First, get your license. Many of the products that will work are restricted, not because they are "more toxic" -- they're not. It is because many products are controlled (esp. in California) because there are record keeping requirements or riperian issues.

If you don't have an applicator's license, you are shutting yourself off from a great deal of options that will work, are cost effective and are new technology. This is especially true in California. I have a brother who owns land in CA and products I can buy/apply without invoking my permit here in Nevada are under licensed control in CA. Why? Well, all the doggone hippy environmentalists wanted it that way in California.

As I've told many, many people who are now small-acreage landowners: if you don't get your applicator's permit, you're not a serious steward of the land. You're merely a wanna-be. The only products that aren't restricted are either so safe that even an idiot homeowner can apply them without killing everything within a quarter mile, or are "generally accepted as safe", like sulphur dust.

Second: Go get a "Greenbook."

http://www.greenbook.net/

No one who is a farmer/applicator is without one of these.

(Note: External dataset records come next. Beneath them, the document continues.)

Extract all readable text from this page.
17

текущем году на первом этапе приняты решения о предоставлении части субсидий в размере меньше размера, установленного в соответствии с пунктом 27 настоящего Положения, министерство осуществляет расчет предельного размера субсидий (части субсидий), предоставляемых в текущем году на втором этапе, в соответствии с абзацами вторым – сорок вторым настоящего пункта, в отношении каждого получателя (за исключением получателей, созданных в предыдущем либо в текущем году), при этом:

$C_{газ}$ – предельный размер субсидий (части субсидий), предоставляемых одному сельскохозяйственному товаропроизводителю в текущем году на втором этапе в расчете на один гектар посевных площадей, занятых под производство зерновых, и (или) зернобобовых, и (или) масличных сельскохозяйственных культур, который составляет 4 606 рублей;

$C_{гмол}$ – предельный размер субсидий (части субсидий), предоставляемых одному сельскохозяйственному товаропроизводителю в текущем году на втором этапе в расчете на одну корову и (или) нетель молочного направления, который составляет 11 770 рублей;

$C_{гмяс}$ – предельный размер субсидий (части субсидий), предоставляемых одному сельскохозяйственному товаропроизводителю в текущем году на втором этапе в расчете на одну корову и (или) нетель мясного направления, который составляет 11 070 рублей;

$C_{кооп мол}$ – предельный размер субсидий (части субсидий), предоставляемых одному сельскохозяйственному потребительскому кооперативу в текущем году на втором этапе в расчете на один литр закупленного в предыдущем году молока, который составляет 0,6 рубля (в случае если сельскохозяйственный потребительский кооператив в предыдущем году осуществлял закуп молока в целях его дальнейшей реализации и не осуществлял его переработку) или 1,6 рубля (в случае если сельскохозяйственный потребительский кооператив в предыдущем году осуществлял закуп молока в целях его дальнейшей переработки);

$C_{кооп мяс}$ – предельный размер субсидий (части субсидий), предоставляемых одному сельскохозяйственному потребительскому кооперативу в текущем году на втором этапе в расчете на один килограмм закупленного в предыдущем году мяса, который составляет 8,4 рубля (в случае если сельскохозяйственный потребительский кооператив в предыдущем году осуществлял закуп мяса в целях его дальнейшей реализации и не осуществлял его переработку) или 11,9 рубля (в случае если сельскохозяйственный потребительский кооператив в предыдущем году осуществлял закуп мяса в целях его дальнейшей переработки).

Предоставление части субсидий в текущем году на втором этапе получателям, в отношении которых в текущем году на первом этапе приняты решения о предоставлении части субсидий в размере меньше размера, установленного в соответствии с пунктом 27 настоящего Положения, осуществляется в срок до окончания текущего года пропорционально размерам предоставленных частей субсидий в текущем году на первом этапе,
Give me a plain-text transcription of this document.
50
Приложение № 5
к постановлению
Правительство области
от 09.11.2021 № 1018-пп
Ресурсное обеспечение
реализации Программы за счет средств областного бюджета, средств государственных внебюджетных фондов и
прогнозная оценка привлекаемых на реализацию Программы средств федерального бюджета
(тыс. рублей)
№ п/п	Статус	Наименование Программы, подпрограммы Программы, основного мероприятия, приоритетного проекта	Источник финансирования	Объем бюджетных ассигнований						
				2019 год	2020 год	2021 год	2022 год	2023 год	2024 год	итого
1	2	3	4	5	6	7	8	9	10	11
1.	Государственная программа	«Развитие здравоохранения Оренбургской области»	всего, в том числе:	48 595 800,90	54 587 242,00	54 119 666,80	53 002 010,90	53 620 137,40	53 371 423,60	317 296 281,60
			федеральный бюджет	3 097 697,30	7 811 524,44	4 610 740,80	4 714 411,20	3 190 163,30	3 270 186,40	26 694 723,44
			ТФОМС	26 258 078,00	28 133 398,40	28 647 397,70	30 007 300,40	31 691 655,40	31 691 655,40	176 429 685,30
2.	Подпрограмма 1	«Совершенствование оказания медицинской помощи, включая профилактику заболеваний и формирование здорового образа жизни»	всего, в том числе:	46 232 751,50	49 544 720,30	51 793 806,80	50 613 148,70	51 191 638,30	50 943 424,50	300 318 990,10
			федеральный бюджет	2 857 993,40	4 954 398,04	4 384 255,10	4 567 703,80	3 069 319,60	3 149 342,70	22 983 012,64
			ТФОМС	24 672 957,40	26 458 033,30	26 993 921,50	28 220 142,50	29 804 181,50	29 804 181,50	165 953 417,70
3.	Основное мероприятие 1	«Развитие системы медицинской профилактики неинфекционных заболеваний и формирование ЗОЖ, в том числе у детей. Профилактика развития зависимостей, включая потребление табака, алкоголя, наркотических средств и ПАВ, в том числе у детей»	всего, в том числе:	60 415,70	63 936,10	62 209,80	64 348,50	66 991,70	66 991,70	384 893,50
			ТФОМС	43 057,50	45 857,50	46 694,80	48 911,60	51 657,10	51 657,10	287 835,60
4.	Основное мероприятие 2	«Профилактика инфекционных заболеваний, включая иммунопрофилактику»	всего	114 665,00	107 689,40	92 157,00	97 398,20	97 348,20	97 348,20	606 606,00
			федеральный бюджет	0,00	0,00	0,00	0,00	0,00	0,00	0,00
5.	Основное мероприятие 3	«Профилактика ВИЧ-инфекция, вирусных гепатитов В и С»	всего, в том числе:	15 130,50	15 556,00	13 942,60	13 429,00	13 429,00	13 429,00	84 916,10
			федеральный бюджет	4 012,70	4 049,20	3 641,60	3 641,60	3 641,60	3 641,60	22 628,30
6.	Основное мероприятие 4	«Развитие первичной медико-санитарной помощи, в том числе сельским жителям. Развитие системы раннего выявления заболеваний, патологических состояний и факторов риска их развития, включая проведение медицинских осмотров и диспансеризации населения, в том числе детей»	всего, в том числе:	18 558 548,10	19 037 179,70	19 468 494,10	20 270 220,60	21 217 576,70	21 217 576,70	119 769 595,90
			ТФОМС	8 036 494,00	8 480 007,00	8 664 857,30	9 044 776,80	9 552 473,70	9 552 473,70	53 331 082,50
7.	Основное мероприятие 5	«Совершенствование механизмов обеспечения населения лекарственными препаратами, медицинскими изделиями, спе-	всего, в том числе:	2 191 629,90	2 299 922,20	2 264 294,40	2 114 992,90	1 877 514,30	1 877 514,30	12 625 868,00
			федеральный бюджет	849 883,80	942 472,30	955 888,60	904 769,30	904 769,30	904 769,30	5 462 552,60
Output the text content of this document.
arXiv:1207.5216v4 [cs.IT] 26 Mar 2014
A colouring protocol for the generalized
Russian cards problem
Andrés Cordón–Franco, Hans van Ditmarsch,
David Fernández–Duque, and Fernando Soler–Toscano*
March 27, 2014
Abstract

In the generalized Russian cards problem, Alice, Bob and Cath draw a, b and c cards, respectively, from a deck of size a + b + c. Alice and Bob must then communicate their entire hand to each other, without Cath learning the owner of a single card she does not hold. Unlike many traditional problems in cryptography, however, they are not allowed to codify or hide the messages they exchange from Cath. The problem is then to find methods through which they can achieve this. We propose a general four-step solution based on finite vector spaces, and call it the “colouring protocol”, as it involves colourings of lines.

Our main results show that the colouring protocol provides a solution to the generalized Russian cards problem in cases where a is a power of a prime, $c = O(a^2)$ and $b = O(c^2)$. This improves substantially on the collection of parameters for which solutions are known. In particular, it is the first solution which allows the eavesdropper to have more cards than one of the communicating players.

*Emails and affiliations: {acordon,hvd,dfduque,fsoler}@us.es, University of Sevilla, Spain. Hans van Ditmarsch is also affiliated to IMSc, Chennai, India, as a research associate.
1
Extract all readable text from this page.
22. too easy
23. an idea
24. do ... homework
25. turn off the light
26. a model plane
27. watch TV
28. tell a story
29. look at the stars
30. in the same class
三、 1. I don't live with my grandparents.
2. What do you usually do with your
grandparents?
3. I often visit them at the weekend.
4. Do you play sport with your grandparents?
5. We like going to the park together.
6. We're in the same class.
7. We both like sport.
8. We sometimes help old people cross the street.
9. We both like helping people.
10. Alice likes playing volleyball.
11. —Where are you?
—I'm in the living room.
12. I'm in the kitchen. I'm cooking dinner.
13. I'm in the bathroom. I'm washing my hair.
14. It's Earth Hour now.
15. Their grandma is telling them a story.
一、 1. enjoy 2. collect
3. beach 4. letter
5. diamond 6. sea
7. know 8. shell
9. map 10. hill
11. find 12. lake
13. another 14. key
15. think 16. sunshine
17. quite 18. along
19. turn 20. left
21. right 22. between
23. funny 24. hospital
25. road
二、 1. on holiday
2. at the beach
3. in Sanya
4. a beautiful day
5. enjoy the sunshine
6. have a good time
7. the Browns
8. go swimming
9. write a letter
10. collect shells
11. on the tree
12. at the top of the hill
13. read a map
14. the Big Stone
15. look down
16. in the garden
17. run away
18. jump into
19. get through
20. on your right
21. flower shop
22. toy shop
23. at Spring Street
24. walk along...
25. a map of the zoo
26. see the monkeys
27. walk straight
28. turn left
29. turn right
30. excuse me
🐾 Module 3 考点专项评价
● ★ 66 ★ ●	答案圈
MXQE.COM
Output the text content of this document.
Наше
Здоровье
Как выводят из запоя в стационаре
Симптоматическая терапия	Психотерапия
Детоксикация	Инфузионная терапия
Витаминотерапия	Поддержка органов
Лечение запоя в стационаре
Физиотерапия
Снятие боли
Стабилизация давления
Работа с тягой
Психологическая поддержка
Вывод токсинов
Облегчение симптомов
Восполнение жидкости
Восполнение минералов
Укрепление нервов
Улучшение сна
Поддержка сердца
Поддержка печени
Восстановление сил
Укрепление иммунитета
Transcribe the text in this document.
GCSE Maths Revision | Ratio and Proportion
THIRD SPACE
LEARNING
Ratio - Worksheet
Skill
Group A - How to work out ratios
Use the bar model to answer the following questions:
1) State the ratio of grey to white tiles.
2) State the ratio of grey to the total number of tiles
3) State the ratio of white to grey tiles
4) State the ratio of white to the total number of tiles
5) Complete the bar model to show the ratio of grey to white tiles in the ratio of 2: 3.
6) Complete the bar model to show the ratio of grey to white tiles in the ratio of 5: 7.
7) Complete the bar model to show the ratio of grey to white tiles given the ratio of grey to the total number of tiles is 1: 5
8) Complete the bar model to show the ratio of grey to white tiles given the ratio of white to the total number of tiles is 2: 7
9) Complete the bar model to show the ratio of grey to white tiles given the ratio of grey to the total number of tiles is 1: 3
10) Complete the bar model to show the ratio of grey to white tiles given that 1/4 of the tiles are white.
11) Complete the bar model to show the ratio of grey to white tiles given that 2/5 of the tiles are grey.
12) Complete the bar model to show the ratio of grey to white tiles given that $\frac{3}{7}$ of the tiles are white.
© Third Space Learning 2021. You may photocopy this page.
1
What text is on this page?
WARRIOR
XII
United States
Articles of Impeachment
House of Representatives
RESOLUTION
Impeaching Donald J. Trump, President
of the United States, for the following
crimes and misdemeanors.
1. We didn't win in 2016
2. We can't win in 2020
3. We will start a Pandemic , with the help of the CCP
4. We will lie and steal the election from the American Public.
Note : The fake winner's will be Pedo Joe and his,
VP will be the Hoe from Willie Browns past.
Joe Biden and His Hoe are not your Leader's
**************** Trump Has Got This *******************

Third: modern herbicides (ie herbicides labeled after the mid-90's or so) are not "more toxic" than glyphosate. The EPA no longer labels broad-spectrum products. To gain a license now, a manufacture/registrant must deal with the "risk cup" model, which requires greater crop/site specificity, lower toxicity and higher safety margins for animals/fish/humans.

I have a greenbook from 2005 (I don't buy a new one every year -- they're over $200 a copy), but you can find lots of IPM info online.

If you have specific questions, I'd be happy to help as far as I am able.